GÜTEROUT    =    GELDIN    >    GELDOUT    =    GÜTERIN

Dann liefert dieses Unternehmen mehr Güter als es nachfragt, so dass der Markt nicht mehr im Gleichgewicht sein kann. Sein Angebot ist größer als die (effektive) Nachfrage:

Angebot     →     GÜTEROUT      >      GÜTERIN     ←     Nachfrage

Wenn sich viele Unternehmen so verhalten würden, könnte dies große Probleme in dem produzierenden Bereich der Wirtschaft verursachen. Und das alles ist offensichtlich nur die Folge davon, dass es Geld gibt. Das ist das logische Grundmuster der klassischen, vor allem aber der monetären Nachfragetheorie des vorigen Jahrhunderts. Sie kam, sie sah, sie siegte -und fiel um. Nicht weil sie falsch, sondern weil sie schwach war.

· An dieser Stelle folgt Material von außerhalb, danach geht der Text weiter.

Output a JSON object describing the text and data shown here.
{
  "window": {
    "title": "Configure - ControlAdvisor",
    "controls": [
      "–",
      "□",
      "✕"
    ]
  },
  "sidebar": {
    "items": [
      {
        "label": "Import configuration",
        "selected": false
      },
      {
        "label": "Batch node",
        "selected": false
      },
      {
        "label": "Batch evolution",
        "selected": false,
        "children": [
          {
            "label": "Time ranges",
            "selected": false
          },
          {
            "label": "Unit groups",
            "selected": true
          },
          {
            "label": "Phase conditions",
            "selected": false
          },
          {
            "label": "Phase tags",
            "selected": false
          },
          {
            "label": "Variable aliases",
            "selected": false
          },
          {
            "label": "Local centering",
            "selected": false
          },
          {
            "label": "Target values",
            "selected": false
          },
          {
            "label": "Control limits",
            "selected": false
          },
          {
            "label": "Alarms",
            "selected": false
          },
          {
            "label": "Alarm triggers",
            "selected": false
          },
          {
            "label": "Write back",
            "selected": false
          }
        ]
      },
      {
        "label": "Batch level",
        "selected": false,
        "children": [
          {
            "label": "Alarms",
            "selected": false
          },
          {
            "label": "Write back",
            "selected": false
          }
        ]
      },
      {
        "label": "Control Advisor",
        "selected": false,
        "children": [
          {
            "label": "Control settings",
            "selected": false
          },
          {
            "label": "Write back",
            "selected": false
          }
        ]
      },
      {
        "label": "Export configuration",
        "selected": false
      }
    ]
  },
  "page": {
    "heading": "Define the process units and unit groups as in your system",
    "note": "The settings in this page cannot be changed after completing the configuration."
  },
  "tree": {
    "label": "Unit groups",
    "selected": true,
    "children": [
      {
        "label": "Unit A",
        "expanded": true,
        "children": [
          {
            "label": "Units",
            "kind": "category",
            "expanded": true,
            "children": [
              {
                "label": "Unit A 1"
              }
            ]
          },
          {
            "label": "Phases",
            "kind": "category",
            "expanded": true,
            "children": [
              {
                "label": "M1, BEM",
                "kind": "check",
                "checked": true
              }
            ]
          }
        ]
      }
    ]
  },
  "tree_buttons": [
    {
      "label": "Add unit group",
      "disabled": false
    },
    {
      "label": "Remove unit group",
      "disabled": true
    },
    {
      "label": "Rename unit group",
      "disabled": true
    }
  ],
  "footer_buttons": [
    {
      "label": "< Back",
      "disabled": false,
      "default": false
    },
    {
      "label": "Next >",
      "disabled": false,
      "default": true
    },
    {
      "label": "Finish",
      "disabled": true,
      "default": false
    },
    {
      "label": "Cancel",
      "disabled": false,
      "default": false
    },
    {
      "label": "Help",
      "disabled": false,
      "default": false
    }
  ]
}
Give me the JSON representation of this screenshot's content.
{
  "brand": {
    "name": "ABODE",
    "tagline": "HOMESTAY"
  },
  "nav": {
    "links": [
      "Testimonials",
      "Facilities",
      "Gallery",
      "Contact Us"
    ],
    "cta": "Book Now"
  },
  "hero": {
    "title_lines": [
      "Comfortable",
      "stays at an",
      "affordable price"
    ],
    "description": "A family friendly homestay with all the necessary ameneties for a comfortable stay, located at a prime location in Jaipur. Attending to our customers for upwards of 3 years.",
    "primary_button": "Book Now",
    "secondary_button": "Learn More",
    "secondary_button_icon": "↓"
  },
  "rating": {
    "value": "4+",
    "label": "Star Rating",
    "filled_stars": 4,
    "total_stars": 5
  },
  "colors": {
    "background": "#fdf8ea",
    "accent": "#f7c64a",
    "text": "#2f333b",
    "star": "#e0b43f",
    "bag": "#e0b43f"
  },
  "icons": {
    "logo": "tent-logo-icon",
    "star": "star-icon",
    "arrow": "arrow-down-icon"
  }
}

Der Nachfragemangel als strukturelles Problem bzw. die Folge des fehlenden Einkommens

Der Gedanke an sich ist nicht neu. Schon laut Sismondi sollten fehlende Einkünfte eine der Ursachen des Nachfragemangels sein. Er meinte damit eine zeitliche Phasenverschiebung zwischen den Kosten und den Einkünften, für die er jedoch nie eine schlüssige Erklärung fand. Malthus gab sich viel Mühe, herauszufinden, wer die unproductive consumers sein könnten, welche die angeblich fehlenden Einkünfte ausgleichen sollten; aber etwas mehr darüber zu sagen, warum das Einkommen überhaupt fehlen könnte, fiel ihm nicht ein. So landete er bei seiner Argumentation üblicherweise immer bei den Kapitalisten, die angeblich weder den Willen, noch die Zeit hätten, zu konsumieren. Diese Auffassung war schon seinerzeit verbreitet, und erstaunlicherweise hat gerade Marx - mit seiner missratenen Akkumulationstheorie - ihr mächtig Auftrieb gegeben. Später hat der deutsche Soziologe Max Weber aufgrund solcher Gedanken sein bekanntes Märchen über die asketische protestantische Ethik gesponnen. Keynes hat Malthus wie kaum einen anderen Ökonomen geschätzt, aber die fehlenden Einkünfte sind ihm irgendwie entgangen. Sein Anliegen war die Suche nach den Lecks, durch die das Geld aus der Wirtschaft versickern sollte. Auch keinem seiner - damals zahlreichen - Anhänger sind die fehlenden Einkünfte aufgefallen. Woran hat dies gelegen?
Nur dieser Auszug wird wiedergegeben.